Die Inzidenzen sinken, bei immer weniger Gelegenheiten wird ein Negativtest gebraucht – sollte man meinen. Tatsächlich ist die Nachfrage rückläufig, aber noch haben die Tester zu tun.

Soest/Werl - Die Infektionszahlen sind im Kreis Soest und landesweit im Sinkflug. Damit kehren die alten Freiheiten Stück für Stück zurück. Schon jetzt ist etwa der Besuch der Außengastronomie ohne Test möglich – und ab Freitag kommen weitere Erleichterungen, wenn etwa in der Innengastronomie die Testpflicht entfällt oder größere Feiern ganz ohne Test erlaubt sind (siehe Infokasten). Verzichten die Menschen in der Soester Börde deshalb schon jetzt auf die Corona-Schnelltests? Nein. Die heimischen Testzentren haben zum Teil sogar deutlich mehr zu tun. Ein Überblick.

„Tatsächlich hatten wir gedacht, dass es weniger wird seit die Inzidenz unter 35 ist“, sagt Heidi Hennig als Betreiberin des Testzentrums im Vereinsheim der Soester Einigkeits-Schützen.

Corona-Tests im Kreis Soest: Deutlich mehr jüngere Menschen

In Wirklichkeit aber gehe es mit den Tests in die andere Richtung. „Die Sportvereine trainieren wieder, bei Veranstaltungen braucht man Tests und wer ins Fitness-Studio will, muss sich auch testen lassen“, begründet sie die aktuelle Steigerung. Zudem habe es vor dem letzten langen Wochenende viele Menschen gegeben, die vor einem Kurzurlaub noch einen Test gemacht hätten. Insgesamt kämen deutlich mehr jüngere Menschen ins Testzentrum, um den Status „negativ“ nachzuweisen.

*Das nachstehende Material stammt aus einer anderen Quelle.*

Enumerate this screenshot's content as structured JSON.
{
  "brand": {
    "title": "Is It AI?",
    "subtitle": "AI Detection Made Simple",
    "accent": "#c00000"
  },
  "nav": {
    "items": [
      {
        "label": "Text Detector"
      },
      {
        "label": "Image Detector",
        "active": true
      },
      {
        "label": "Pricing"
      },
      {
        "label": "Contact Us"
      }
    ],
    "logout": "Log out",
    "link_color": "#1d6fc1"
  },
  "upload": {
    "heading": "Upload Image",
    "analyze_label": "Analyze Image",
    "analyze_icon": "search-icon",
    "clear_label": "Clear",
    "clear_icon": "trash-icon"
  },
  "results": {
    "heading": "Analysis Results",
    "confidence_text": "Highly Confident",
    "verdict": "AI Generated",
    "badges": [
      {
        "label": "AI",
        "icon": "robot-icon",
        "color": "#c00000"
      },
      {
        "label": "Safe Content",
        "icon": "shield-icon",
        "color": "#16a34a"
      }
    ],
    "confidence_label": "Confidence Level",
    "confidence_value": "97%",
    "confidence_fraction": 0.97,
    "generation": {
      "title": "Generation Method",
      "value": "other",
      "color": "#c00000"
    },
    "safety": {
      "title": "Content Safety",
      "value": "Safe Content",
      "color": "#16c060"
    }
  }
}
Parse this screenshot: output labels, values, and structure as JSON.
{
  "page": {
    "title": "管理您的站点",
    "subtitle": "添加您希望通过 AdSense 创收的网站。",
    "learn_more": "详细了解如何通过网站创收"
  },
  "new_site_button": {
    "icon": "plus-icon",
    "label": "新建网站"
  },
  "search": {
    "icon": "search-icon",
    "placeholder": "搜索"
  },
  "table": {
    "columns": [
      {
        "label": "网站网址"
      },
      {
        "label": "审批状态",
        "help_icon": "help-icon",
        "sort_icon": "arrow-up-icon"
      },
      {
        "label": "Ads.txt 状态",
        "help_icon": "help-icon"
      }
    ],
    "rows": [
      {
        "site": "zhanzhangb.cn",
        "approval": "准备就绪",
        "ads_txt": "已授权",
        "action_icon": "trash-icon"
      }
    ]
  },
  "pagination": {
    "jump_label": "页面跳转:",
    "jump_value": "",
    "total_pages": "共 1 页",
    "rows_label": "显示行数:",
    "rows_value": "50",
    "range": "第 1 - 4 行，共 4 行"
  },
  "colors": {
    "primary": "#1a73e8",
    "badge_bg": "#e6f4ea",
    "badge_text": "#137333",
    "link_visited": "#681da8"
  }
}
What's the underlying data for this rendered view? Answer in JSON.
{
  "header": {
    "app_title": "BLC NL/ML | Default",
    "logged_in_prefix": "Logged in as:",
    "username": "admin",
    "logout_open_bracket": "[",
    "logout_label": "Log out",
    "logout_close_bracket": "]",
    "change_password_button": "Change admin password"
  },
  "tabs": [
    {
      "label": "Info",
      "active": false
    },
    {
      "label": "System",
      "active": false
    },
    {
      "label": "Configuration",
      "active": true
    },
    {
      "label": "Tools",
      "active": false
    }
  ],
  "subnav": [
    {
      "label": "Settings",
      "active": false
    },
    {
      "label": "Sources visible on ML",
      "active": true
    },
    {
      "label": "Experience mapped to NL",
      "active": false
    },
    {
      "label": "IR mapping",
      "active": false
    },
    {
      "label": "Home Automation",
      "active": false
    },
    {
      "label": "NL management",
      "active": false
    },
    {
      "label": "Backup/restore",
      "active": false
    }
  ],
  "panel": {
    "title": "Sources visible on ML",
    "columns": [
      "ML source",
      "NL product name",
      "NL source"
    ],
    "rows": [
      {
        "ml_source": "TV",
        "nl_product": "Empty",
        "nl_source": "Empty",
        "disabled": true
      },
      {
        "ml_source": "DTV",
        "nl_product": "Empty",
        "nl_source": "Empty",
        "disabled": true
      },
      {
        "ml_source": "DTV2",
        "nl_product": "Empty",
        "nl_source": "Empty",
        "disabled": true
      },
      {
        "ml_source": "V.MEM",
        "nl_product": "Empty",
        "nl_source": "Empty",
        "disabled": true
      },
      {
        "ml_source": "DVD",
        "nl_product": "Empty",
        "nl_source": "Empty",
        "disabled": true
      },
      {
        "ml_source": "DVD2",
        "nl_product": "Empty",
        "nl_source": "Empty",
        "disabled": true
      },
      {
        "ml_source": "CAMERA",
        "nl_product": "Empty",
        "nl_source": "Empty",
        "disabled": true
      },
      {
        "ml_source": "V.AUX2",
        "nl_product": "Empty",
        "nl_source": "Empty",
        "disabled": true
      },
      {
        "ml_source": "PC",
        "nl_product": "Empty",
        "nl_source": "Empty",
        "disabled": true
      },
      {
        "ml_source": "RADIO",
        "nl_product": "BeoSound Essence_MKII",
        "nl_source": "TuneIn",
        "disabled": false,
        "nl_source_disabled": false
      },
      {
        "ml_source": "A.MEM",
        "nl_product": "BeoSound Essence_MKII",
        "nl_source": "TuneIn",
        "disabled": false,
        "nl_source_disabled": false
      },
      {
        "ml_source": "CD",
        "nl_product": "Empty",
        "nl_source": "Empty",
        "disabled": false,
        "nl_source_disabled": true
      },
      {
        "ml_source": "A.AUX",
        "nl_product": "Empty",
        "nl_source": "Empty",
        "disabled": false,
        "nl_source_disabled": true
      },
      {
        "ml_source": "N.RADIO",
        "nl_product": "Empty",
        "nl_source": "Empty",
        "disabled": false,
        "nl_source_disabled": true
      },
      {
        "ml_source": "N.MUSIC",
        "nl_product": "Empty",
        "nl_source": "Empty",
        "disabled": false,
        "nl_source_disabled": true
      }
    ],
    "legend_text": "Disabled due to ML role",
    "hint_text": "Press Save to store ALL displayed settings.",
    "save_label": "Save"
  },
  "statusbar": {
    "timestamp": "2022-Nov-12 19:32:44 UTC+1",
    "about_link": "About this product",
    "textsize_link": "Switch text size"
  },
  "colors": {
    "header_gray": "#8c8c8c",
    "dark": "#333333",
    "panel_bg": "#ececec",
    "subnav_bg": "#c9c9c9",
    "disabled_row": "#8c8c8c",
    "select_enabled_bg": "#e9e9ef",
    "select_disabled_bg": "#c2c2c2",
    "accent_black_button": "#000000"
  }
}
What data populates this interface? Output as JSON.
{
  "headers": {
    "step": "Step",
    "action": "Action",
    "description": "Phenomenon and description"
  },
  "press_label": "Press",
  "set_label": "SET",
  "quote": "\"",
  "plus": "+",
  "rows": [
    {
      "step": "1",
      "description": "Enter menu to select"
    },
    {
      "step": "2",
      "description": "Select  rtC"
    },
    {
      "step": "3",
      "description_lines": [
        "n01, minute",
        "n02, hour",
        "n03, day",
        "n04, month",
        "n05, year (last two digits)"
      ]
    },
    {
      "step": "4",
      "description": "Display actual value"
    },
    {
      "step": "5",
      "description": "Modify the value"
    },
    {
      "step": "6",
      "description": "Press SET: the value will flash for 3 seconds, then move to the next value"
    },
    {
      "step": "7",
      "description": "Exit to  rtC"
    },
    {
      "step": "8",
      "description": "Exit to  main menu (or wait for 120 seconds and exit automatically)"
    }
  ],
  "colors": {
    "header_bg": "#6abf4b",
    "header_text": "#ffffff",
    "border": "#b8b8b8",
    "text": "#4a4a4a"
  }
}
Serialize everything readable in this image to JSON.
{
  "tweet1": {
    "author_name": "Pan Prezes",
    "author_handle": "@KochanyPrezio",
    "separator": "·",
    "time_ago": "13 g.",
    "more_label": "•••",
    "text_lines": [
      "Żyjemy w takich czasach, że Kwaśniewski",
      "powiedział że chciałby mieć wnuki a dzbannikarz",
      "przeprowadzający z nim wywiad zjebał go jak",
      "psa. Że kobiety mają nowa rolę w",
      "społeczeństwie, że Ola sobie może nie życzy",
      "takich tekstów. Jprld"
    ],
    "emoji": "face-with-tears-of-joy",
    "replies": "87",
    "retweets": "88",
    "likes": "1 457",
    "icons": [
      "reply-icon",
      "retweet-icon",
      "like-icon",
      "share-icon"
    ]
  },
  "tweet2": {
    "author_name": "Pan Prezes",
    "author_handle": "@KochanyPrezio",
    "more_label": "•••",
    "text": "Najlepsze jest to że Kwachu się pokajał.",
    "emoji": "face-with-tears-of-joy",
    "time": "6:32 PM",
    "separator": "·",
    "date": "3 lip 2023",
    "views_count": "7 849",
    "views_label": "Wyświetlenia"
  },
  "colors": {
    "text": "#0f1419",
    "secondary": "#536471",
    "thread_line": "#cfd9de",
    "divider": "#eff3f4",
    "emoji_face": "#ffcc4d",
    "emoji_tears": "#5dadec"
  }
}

„Man merkt, dass die Leute wieder gerne zum Sport wollen“, sagt Justin Glaser, der im Testzentrum der Apotheke am Brüdertor im Kaiser-Otto-Weg arbeitet. „Ordentlich gefüllt und mit einem kleinen Anstieg“ bewertet er die aktuellen Nachfrage.

„Nach wie vor gut zu tun“ haben nach Angaben von Thorsten Pälmer auch die Mitarbeiter im „Drive In“ am Plange-Platz. „Viele haben die zweite Impfung noch nicht und wollen einfach Sicherheit haben“, beschreibt er die Motivation vieler Testwilliger. Und für einige Bereiche wie die Gastronomie oder das Fitnessstudio seien die Tests ja auch noch verpflichtend.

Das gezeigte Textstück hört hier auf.